Le marquis fit un mouvement d’impatience.

— Voyons, dit le comte, combien te faut-il ?

— Un bagatelle... une vingtaine de mille livres...

— Vingt mille livres !... c’est beaucoup dans ce moment—ci... enfin, j’en parlerai au père Martinet...

— Qu’est-ce que le père Martinet ?... Un usurier ?...

— C’est un fripon de bas étage qui prête pour ces coquins de premier ordre que l’on nomme traitans.

— Demandes-en au diable si tu veux, pourvu que j’en aie...

— Tu es mon maître... c’est toi l’aîné, la fortune t’appartient... Seulement je te répète de prendre garde... tu vas vite...

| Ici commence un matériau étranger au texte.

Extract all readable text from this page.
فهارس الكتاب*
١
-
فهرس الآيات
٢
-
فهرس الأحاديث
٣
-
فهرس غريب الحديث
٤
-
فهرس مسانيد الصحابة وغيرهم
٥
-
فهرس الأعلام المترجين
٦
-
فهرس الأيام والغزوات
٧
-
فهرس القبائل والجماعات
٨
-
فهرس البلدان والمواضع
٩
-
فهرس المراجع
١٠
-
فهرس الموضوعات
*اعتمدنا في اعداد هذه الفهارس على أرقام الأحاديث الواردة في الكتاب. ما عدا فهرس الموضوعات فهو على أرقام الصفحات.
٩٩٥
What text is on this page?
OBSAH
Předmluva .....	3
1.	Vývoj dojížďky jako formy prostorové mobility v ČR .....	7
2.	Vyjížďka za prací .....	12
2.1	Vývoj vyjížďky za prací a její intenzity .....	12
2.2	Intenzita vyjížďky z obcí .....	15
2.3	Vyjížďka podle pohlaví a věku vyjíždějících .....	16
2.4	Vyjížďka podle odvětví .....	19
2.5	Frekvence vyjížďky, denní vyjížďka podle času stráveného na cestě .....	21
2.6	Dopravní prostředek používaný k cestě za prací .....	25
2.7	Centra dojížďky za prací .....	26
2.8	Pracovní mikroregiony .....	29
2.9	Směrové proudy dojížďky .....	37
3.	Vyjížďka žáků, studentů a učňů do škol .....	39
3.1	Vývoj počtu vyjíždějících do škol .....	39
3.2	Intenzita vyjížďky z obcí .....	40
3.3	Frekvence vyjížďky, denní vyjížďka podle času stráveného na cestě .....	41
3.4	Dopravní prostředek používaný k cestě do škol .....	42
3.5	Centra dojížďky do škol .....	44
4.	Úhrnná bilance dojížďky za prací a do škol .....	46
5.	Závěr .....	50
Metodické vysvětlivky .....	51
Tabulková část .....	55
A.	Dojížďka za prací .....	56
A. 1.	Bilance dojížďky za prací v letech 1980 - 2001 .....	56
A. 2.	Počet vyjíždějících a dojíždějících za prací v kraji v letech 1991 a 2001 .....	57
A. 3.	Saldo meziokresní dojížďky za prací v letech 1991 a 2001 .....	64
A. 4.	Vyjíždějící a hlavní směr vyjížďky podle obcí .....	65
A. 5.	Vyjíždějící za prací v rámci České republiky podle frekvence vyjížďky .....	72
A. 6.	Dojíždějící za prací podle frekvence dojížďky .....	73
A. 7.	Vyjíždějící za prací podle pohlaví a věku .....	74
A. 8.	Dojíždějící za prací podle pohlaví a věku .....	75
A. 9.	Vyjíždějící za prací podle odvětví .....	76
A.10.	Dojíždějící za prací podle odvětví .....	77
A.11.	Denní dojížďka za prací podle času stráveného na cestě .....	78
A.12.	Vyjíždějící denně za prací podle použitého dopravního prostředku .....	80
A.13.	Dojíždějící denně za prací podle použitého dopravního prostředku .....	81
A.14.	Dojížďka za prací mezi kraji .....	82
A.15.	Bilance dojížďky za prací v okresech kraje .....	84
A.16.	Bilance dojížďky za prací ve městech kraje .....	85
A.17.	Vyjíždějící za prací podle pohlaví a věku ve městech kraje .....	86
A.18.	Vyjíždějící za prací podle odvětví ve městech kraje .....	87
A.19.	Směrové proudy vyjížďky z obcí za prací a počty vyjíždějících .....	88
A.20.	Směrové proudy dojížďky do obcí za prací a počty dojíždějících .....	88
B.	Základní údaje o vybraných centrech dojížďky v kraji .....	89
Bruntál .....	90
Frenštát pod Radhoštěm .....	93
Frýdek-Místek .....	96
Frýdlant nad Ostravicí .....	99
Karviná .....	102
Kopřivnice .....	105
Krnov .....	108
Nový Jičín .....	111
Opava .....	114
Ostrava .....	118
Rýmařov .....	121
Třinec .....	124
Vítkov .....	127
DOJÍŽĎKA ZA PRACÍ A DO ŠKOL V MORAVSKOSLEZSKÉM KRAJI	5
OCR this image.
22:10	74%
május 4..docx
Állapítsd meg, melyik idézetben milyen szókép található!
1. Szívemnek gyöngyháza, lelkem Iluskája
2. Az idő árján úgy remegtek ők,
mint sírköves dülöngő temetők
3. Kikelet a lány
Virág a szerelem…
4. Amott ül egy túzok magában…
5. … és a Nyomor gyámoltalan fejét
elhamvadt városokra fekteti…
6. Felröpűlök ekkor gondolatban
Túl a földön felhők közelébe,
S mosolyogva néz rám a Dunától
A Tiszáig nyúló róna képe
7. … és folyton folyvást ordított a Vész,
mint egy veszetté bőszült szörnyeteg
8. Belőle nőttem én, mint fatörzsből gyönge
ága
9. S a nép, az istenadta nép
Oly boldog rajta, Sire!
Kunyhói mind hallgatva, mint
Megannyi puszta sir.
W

— Eh ! mon Dieu ! cela me regarde, — dit le marquis impatienté... Mais toi-même, tu ferais bien de surveiller un peu mieux les affaires de ta maison.

— Que veux-tu dire ?

— On parle beaucoup d’une aventure de ta fille avec un nommé Georges... qui n’a pas d’autre nom...

— Une aventure ?... Un enfantillage tout au plus !

— Tu ne sais pas tout... et cela probablement a été plus loin que tu ne l’imagines.

— Pourquoi cela ?

— Cet après-midi, Gabrielle était à une fenêtre pendant qu’on se battait sur la place du Palais, et, en voyant Georges tomber blessé par Tinteniac, elle a jeté un cri et s’est évanouie.

— Ne veux-tu pas qu’une jeune fille de seize ans voie une bataille du même œil que le prince de Condé ou le maréchal de Saxe ?

— Cette émotion a été jugée différemment par plusieurs personnes... On a parlé de rendez-vous, de sermens.

— Bergerades que tout cela ! et, mieux que personne, tu dois savoir qu’en penser, toi le plus mauvais sujet que je connaisse.

— C’est possible, mais celui qui épouse a le droit de se montrer plus exigeant... et je ne serais pas surpris que, maintenant, M. de Tinteniac n’y regardât à deux fois...

— Comme il lui plaira... je n’ai pas d’ailleurs l’intention de marier ma fille avant un couple d’années... ce n’est encore qu’une enfant...

— Mais après tout, si elle l’aime, ce Georges, pourquoi ne la lui donnerais-tu pas ?...

— Sais-tu ce que c’est que ce garçon ?

— Un enfant trouvé, je crois... un bâtard ?

— Et tu veux que je lui donne ma fille ?

— Pourquoi pas ?

— A un bâtard ?...

— Sans doute... ne sais-tu pas qu’en Espagne, tout bâtard est de droit gentilhomme...

— Parce que ?...

— Parce qu’il est possible qu’il le soit.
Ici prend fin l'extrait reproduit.